Barely a drop of the riches have gone to the school district, which has received a total of $25,000 since the 1960s, the court papers said.

The school district maintains that if Hershey's wishes were properly honored it would be receiving at least $300,000 and perhaps as much as $1 million per year. The district's annual budget is about $50 million, and the money could help to buy laptops for high school students and make physical improvements to the middle school, school officials said.

The legal struggle unfolded against the backdrop of a ubiquitous Hershey presence in the township, including street lights shaped like Hershey Kisses, gardens mulched with chocolate-smelling cocoa bean shells, and a luxurious spa at the Hotel Hershey that features cocoa facials and whipped cocoa baths.

The town is also home to the Milton Hershey School, a private academy that educates 1,800 children in social and financial need.

School officials said the 3,600-student public school district did not raise taxes recently because of taxpayer pressure to hold the line and receives only about 30-40 percent of its budget from the state.

Donald Papson, executive director of the foundation, said Thursday that it disagrees with the definition of deserving educational recipients in the court papers.

Papson also said that the school district gets an additional $1.8 million from a separate Hershey trust each year.
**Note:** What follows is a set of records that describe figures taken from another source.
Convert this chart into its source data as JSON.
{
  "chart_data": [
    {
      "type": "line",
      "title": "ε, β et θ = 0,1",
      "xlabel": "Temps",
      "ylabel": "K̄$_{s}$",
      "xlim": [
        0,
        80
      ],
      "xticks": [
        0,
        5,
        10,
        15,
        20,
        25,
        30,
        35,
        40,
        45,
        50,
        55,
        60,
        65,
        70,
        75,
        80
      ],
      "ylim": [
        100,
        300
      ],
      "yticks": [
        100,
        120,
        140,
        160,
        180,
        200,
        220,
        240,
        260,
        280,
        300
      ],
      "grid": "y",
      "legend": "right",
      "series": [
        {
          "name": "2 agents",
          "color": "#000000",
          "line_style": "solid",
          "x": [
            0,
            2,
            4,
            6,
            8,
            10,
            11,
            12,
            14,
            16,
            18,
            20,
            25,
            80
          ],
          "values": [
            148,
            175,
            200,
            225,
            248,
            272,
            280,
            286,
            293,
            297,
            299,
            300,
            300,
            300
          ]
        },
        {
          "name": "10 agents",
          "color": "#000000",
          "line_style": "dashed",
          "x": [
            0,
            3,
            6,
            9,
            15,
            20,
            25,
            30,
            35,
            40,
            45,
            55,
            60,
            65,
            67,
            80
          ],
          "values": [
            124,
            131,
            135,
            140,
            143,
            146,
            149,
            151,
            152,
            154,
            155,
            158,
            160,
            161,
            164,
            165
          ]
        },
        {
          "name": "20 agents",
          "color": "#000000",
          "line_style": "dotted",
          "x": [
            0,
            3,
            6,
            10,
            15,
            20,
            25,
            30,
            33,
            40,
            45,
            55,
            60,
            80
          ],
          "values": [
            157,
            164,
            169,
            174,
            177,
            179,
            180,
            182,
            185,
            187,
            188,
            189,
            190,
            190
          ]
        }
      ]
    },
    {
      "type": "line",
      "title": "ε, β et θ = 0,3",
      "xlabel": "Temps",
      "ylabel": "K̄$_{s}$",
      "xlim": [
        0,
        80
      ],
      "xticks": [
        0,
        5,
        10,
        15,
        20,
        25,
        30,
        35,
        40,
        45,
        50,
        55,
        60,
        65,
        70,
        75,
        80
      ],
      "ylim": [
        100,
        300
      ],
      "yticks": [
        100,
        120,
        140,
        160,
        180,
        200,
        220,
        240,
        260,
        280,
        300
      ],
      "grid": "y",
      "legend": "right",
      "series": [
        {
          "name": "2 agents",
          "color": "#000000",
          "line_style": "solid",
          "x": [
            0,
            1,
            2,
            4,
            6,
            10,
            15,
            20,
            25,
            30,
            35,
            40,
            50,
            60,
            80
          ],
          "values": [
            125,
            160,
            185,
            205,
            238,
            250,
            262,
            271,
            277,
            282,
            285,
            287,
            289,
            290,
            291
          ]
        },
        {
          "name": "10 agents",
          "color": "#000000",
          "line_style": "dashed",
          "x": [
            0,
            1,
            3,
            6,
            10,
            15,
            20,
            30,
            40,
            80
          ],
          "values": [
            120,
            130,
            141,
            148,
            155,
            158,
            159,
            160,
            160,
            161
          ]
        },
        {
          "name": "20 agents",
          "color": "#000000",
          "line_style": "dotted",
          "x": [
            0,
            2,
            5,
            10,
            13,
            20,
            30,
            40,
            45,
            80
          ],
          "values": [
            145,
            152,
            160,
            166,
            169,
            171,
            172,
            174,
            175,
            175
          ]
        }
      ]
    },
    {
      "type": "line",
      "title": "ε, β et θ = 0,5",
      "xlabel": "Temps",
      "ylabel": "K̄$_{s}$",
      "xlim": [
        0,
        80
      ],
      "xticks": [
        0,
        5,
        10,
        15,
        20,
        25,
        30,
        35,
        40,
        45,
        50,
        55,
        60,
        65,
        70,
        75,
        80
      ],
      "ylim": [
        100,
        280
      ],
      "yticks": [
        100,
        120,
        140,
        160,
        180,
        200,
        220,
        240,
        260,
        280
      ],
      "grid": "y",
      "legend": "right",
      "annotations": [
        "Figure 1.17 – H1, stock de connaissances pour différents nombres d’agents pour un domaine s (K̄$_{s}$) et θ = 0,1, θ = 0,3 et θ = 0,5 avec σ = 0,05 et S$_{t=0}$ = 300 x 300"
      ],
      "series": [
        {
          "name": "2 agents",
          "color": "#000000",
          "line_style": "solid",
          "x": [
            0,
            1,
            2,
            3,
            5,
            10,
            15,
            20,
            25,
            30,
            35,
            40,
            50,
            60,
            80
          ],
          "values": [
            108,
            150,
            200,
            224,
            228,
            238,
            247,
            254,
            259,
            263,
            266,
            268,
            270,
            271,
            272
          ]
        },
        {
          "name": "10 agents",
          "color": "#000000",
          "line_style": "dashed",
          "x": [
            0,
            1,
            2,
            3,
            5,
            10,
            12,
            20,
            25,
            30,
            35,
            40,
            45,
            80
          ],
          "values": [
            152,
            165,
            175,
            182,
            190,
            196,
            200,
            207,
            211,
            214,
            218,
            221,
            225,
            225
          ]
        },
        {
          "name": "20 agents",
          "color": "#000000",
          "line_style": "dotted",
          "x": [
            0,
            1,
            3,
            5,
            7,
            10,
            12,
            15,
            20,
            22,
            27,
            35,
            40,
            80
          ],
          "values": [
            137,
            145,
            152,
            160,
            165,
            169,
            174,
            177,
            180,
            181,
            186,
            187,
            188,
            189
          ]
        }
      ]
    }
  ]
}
He said the payments from the foundation to the district were dropped in 1967 when the state recalculated the education aid formula, and the board at that time felt the state money was sufficient for the district.

In a separate, unrelated investigation of another Hershey branch, the state attorney general is looking into how millions of dollars were spent for several land deals in the last several years. That probe began in 2010 when now Governor Tom Corbett was the attorney general.